The previous approach had treated this as a technical rebuild. What it actually needed was a product and design rebuild — starting from first principles on how each data type should be represented.
The constraint matrix
Four competing requirements that all had to be true simultaneously
Constraint 1
End-client facing, not brand-optimised
Reports are sent by agencies to their clients. They needed to feel like the agency's work product — not branded for our platform.
Constraint 2
Themeable but not custom
Agencies wanted to approximate their clients' brand colours without full custom colour support. The theme system had to give enough flexibility without opening the door to unreadable combinations.
Constraint 3
Attractive but not fatiguing
Reports can be long. Bold, high-contrast colours look great on a dashboard glanced at for seconds — they become exhausting in a document read for minutes.
Constraint 4
Colour-blind friendly
Multi-series charts rely on colour to distinguish data. Every colour palette had to work for users with colour vision deficiencies — which further constrained the already-narrow set of viable colours.
How I approached it
Manual evaluation of every data type — then iteration until it was right
I went back to basics: evaluated every data point in the reporting system individually and determined the right visualisation type for each — pie charts for composition, column charts for comparison, stacked area graphs for cumulative trends. Each choice made explicit, not inherited from the old system.

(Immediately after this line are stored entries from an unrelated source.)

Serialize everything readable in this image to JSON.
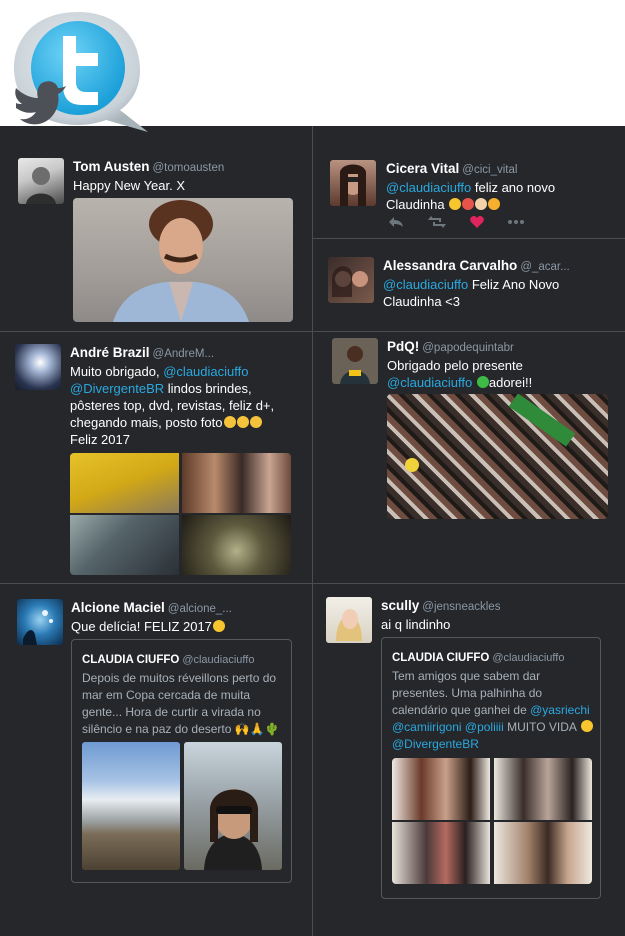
{
  "colors": {
    "background": "#25272b",
    "mention": "#2aa9e0",
    "like": "#e0245e",
    "handle": "#8b98a5"
  },
  "logo": {
    "icon": "twitter-bird-speech-bubble-icon"
  },
  "tweets": [
    {
      "name": "Tom Austen",
      "handle": "@tomoausten",
      "text": "Happy New Year. X",
      "media": "man-with-mustache-gif"
    },
    {
      "name": "Cicera Vital",
      "handle": "@cici_vital",
      "mention": "@claudiaciuffo",
      "text_a": " feliz ano novo",
      "text_b": "Claudinha ",
      "emoji": [
        "heart-eyes-emoji",
        "party-emoji",
        "clap-emoji",
        "kiss-emoji"
      ],
      "actions": [
        "reply-icon",
        "retweet-icon",
        "like-icon",
        "more-icon"
      ]
    },
    {
      "name": "Alessandra Carvalho",
      "handle": "@_acar...",
      "mention": "@claudiaciuffo",
      "text_a": " Feliz Ano Novo",
      "text_b": "Claudinha <3"
    },
    {
      "name": "André Brazil",
      "handle": "@AndreM...",
      "line1": "Muito obrigado, ",
      "mention1": "@claudiaciuffo",
      "mention2": "@DivergenteBR",
      "line2": " lindos brindes,",
      "line3": "pôsteres top, dvd, revistas, feliz d+,",
      "line4": "chegando mais, posto foto",
      "line5": "Feliz 2017",
      "emoji": [
        "clap-emoji",
        "clap-emoji",
        "clap-emoji"
      ]
    },
    {
      "name": "PdQ!",
      "handle": "@papodequintabr",
      "line1": "Obrigado pelo presente",
      "mention": "@claudiaciuffo",
      "line2": "adorei!!",
      "emoji": [
        "green-heart-emoji"
      ]
    },
    {
      "name": "Alcione Maciel",
      "handle": "@alcione_...",
      "text": "Que delícia! FELIZ 2017",
      "emoji": [
        "wink-emoji"
      ],
      "quote": {
        "name": "CLAUDIA CIUFFO",
        "handle": "@claudiaciuffo",
        "lines": [
          "Depois de muitos réveillons perto do",
          "mar em Copa cercada de muita",
          "gente... Hora de curtir a virada no",
          "silêncio e na paz do deserto 🙌🙏🌵"
        ]
      }
    },
    {
      "name": "scully",
      "handle": "@jensneackles",
      "text": "ai q lindinho",
      "quote": {
        "name": "CLAUDIA CIUFFO",
        "handle": "@claudiaciuffo",
        "line1": "Tem amigos que sabem dar",
        "line2": "presentes. Uma palhinha do",
        "line3": "calendário que ganhei de ",
        "m1": "@yasriechi",
        "m2": "@camiirigoni",
        "m3": "@poliiii",
        "line4": " MUITO VIDA ",
        "m4": "@DivergenteBR"
      }
    }
  ]
}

The colour work was the hardest part. Every constraint pulled in a different direction. Landing on a system that satisfied all of them took multiple rounds of full iteration — not just tweaks.
Reports that go to end clients are a direct reflection of the agency's quality. Getting the design right wasn't just a UX improvement — it was a product that agencies could be proud to put their name on.
Impact
30% more customers on the platform's own reporting — away from alternatives
There was initial pushback on launch — as there is with any significant UI change to a tool customers have built workflows around. With iteration based on that feedback, friction was resolved and the product stabilised.
The outcome that mattered: 30% more customers switched to using the platform's reporting engine instead of competitor tools or building reports manually. The previous system had lost customers to alternatives precisely because it looked dated. The new one brought them back.